Chief Financial Officer and Treasurer

 

EXHIBIT 99.1

 

CERTIFICATION OF

CHIEF EXECUTIVE OFFICER

OF PORTLAND GENERAL ELECTRIC COMPANY

PURSUANT TO 18 U.S.C. SECTION 1350,

AS ADOPTED PURSUANT TO SECTION 906 OF THE

SARBANES-OXLEY ACT OF 2002

 

 

I, Peggy Y. Fowler, Chief Executive Officer and President of Portland General Electric Company (the "Company"), hereby certify that the accompanying report on Form 10-Q for the quarterly period ended March 31, 2003, and filed with the Securities and Exchange Commission on the date hereof pursuant to Section 13(a) of the Securities Exchange Act of 1934 (the "Report") by the Company fully complies with the requirements of that section.

I further certify that the information contained in such report on Form 10-Q for the quarterly period ended March 31, 2003, fairly presents, in all material aspects, the financial condition and results of operations of the Company.

 

 

/s/ Peggy Y. Fowler

Peggy Y. Fowler

 
 

Date:

May 14, 2003

 

 

A signed original of this written statement required by Section 906 has been provided to Portland General Electric Company and will be retained by Portland General Electric Company and furnished to the Securities and Exchange Commission or its staff upon request.

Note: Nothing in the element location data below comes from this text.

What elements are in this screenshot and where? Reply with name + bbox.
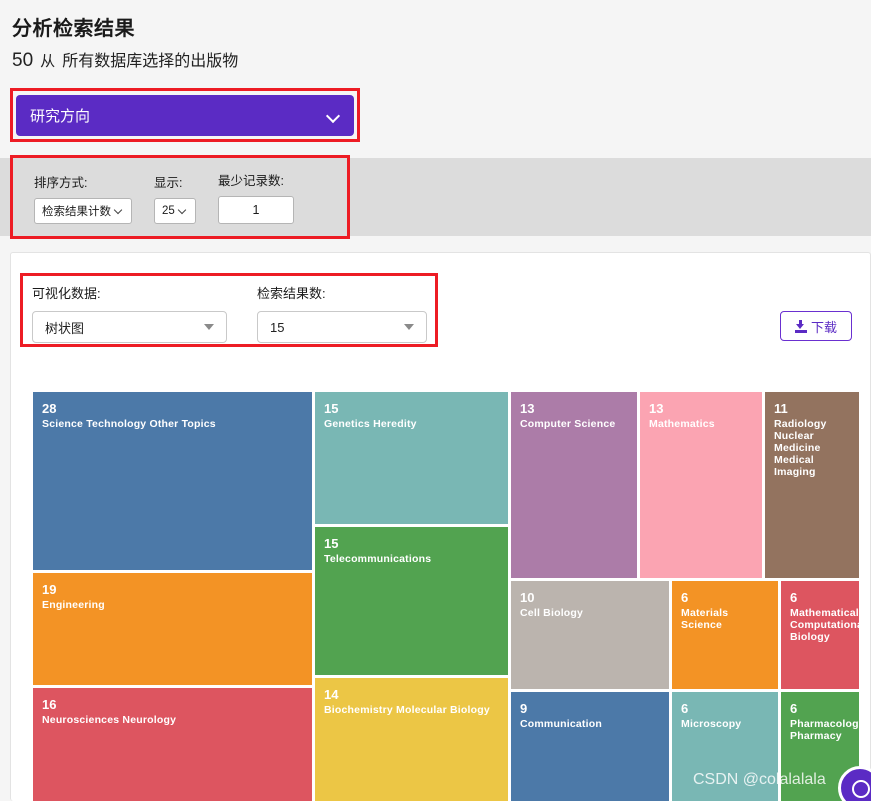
treemap-tile-value: 14 <box>324 687 339 702</box>
treemap-tile-value: 19 <box>42 582 57 597</box>
treemap-tile[interactable]: 15 Genetics Heredity <box>315 392 508 524</box>
treemap-tile[interactable]: 16 Neurosciences Neurology <box>33 688 312 801</box>
download-icon <box>794 319 807 333</box>
treemap-tile-value: 6 <box>790 590 798 605</box>
result-separator: 从 <box>40 53 56 70</box>
treemap-tile-label: Pharmacology Pharmacy <box>790 718 859 742</box>
treemap-tile[interactable]: 9 Communication <box>511 692 669 801</box>
treemap-tile-label: Science Technology Other Topics <box>42 418 216 430</box>
treemap-tile-label: Mathematical Computational Biology <box>790 607 859 643</box>
sort-by-select[interactable]: 检索结果计数 <box>34 198 132 224</box>
treemap-tile-value: 6 <box>790 701 798 716</box>
result-count-value: 15 <box>270 319 285 335</box>
treemap-tile-label: Radiology Nuclear Medicine Medical Imagi… <box>774 418 827 478</box>
result-count-select[interactable]: 15 <box>257 311 427 343</box>
caret-down-icon <box>404 324 414 330</box>
treemap-tile-label: Neurosciences Neurology <box>42 714 177 726</box>
download-button-label: 下载 <box>810 319 837 335</box>
result-description: 所有数据库选择的出版物 <box>62 53 239 70</box>
treemap-tile-label: Computer Science <box>520 418 616 430</box>
treemap-tile-value: 6 <box>681 590 689 605</box>
sort-by-group: 排序方式: 检索结果计数 <box>34 172 132 224</box>
min-records-input[interactable] <box>218 196 294 224</box>
treemap-tile[interactable]: 10 Cell Biology <box>511 581 669 689</box>
treemap-tile-value: 28 <box>42 401 57 416</box>
visualization-controls: 可视化数据: 树状图 检索结果数: 15 <box>32 283 427 343</box>
treemap-tile[interactable]: 28 Science Technology Other Topics <box>33 392 312 570</box>
treemap-tile-label: Cell Biology <box>520 607 584 619</box>
treemap-tile[interactable]: 6 Mathematical Computational Biology <box>781 581 859 689</box>
show-group: 显示: 25 <box>154 172 196 224</box>
treemap-tile[interactable]: 11 Radiology Nuclear Medicine Medical Ima… <box>765 392 859 578</box>
treemap-tile-label: Mathematics <box>649 418 715 430</box>
treemap-tile-value: 11 <box>774 401 788 416</box>
treemap-tile[interactable]: 6 Microscopy <box>672 692 778 801</box>
viz-data-group: 可视化数据: 树状图 <box>32 283 227 343</box>
analyze-results-page: 分析检索结果 50 从 所有数据库选择的出版物 研究方向 排序方式: 检索结果计… <box>0 0 871 801</box>
sort-by-label: 排序方式: <box>34 176 88 190</box>
treemap-tile[interactable]: 19 Engineering <box>33 573 312 685</box>
result-count: 50 <box>12 50 34 71</box>
show-value: 25 <box>162 205 175 217</box>
chevron-down-icon <box>115 207 124 216</box>
result-summary: 50 从 所有数据库选择的出版物 <box>12 47 238 72</box>
treemap-tile-value: 10 <box>520 590 535 605</box>
treemap-tile-label: Materials Science <box>681 607 729 631</box>
treemap-tile-label: Microscopy <box>681 718 742 730</box>
chevron-down-icon <box>327 109 340 122</box>
treemap-tile[interactable]: 14 Biochemistry Molecular Biology <box>315 678 508 801</box>
chevron-down-icon <box>179 207 188 216</box>
show-label: 显示: <box>154 176 183 190</box>
category-dropdown[interactable]: 研究方向 <box>16 95 354 136</box>
treemap-tile-value: 16 <box>42 697 57 712</box>
treemap-tile-label: Telecommunications <box>324 553 432 565</box>
treemap-tile-value: 15 <box>324 536 339 551</box>
result-count-label: 检索结果数: <box>257 286 326 301</box>
treemap-tile[interactable]: 13 Mathematics <box>640 392 762 578</box>
viz-data-select[interactable]: 树状图 <box>32 311 227 343</box>
treemap-tile[interactable]: 6 Materials Science <box>672 581 778 689</box>
treemap-tile-label: Communication <box>520 718 602 730</box>
caret-down-icon <box>204 324 214 330</box>
download-button[interactable]: 下载 <box>780 311 852 341</box>
treemap-tile-label: Biochemistry Molecular Biology <box>324 704 490 716</box>
result-count-group: 检索结果数: 15 <box>257 283 427 343</box>
min-records-group: 最少记录数: <box>218 170 294 224</box>
treemap-tile-value: 6 <box>681 701 689 716</box>
viz-data-value: 树状图 <box>45 320 85 336</box>
treemap-chart: 28 Science Technology Other Topics 19 Engin… <box>33 392 859 801</box>
treemap-tile-label: Engineering <box>42 599 105 611</box>
treemap-tile-value: 13 <box>520 401 535 416</box>
treemap-tile-value: 13 <box>649 401 664 416</box>
show-select[interactable]: 25 <box>154 198 196 224</box>
min-records-label: 最少记录数: <box>218 174 284 188</box>
treemap-tile[interactable]: 6 Pharmacology Pharmacy <box>781 692 859 801</box>
sort-by-value: 检索结果计数 <box>42 206 111 218</box>
treemap-tile[interactable]: 15 Telecommunications <box>315 527 508 675</box>
viz-data-label: 可视化数据: <box>32 286 101 301</box>
treemap-tile-label: Genetics Heredity <box>324 418 417 430</box>
treemap-tile-value: 15 <box>324 401 339 416</box>
page-title: 分析检索结果 <box>12 18 135 40</box>
sort-controls: 排序方式: 检索结果计数 显示: 25 最少记录数: <box>34 170 294 224</box>
treemap-tile-value: 9 <box>520 701 528 716</box>
treemap-tile[interactable]: 13 Computer Science <box>511 392 637 578</box>
category-dropdown-label: 研究方向 <box>30 108 91 125</box>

This certification accompanies the Report pursuant to Section 906 of the Sarbanes-Oxley Act of 2002 and shall not, except to the extent required by the Sarbanes-Oxley Act of 2002, be deemed filed for purposes of Section 18 of the Securities Exchange Act of 1934, as amended.

 

 

 

EXHIBIT 99.2

 

CERTIFICATION OF

CHIEF FINANCIAL OFFICER

OF PORTLAND GENERAL ELECTRIC COMPANY

PURSUANT TO 18 U.S.C. SECTION 1350

AS ADOPTED PURSUANT TO SECTION 906 OF THE

SARBANES-OXLEY ACT OF 2002

 

 

I, James J. Piro, Chief Financial Officer of Portland General Electric Company (the "Company"), hereby certify that the accompanying report on Form 10-Q for the quarterly period ended March 31, 2003, and filed with the Securities and Exchange Commission on the date hereof pursuant to Section 13(a) of the Securities Exchange Act of 1934 (the "Report") by the Company fully complies with the requirements of that section.

I further certify that the information contained in such report on Form 10-Q for the quarterly period ended March 31, 2003, fairly presents, in all material aspects, the financial condition and results of operations of the Company.

 

 

 

/s/ James J. Piro

James J. Piro

 
 

Date:

May 14, 2003

 

 

A signed original of this written statement required by Section 906 has been provided to Portland General Electric Company and will be retained by Portland General Electric Company and furnished to the Securities and Exchange Commission or its staff upon request.

This certification accompanies the Report pursuant to Section 906 of the Sarbanes-Oxley Act of 2002 and shall not, except to the extent required by the Sarbanes-Oxley Act of 2002, be deemed filed for purposes of Section 18 of the Securities Exchange Act of 1934, as amended.